FI is like that too – you have these boats and feelings where you want to be financially independent as early as now, but can’t just yet because you’re still on the way there. In today’s instant gratification world, it’s so much harder to wait for things that really matter.

If something pops up and I want something related to a hobby, it is justified in the following manner: how much does it cost? Would I invest in it as part of a hobby? Would I know where my boundaries stop? I find that it helps if you set a budget for every item that you do buy relating to your hobby.

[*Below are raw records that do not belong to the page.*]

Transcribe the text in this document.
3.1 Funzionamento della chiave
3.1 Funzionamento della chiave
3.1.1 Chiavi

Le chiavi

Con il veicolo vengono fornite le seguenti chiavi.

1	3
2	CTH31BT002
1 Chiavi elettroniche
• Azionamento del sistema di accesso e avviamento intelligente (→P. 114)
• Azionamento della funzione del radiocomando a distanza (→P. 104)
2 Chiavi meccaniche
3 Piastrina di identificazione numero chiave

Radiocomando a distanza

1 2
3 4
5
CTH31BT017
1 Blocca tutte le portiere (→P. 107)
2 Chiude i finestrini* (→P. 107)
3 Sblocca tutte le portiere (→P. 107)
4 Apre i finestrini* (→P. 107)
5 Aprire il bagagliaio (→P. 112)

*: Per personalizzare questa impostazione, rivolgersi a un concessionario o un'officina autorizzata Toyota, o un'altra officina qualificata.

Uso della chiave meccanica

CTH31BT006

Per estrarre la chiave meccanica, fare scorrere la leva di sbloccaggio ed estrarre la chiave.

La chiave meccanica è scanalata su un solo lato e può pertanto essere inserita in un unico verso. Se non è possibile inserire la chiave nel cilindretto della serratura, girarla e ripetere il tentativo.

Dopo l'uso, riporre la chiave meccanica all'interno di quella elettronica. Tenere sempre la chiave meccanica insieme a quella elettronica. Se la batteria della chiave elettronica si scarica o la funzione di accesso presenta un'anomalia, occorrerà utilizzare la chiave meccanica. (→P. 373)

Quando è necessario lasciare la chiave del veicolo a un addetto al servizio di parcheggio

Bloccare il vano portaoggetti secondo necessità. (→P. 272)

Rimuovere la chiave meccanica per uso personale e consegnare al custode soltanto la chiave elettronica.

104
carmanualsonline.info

In the video game example above, we have set a bar of $20. We won’t spend more than that on games, unless it is something that we know we will really use and find that it’s a good deal. You can spend more than that $20 if there is a justification for it- if it is a good deal and you know that the pre-owned version is harder to find, and if it is a game that you will spend countless hours on. The hourly rate then pays for the game itself. Same for clothing, shoes, and bags: if you do buy these accessories or clothing, how many times would you wear it? Compute the approximate number of times and see if you will wear it down enough that the cost will justify the purchase.

You can also think of the cost of your hobbies as hours spent working to help you curb your costs. If you find that you want to be FI and you will spend X more hours at work trying to pay for it, would you still be willing to do it? Would it put you off or would you look for alternate hobbies that’s cheaper and you can potentially partake in.

Reading is technically free – you just go to a library and borrow books and ta-dah, free entertainment. You still technically pay in terms of time spent reading, but that is how you use your time wisely too. You can also borrow DVDs from the library but of course, that hobby can also cost money: the cost of electricity for your TV, DVD player, and maybe air-conditioning if you live in such a hot place like Florida.

Hiking is technically free, but you need to transport yourself to the hiking spot, potentially pay for an entrance fee, and your gear. Otherwise, your initial “investment” can be used for long periods of time, making it another cost effective way to get your exploration fix without continuously spending.

Financial Freedom
Financial Freedom

Some things still cost money

Money doesn’t make you happy but you sure need it to survive. In an effort to enjoy everything that makes you happy while also being frugal, you have to be more mindful of the costs that these hobbies have, which can play a part in your FI number and the number of years you have to work more to pay for your hobbies and expenses.

Remember, life is meant to be enjoyed, so these hobbies aren’t supposed to force you to work forever. It should be a balance of you working until you reach your FI number, using your hobbies to then make better use of your time, and then living your life the way you want it!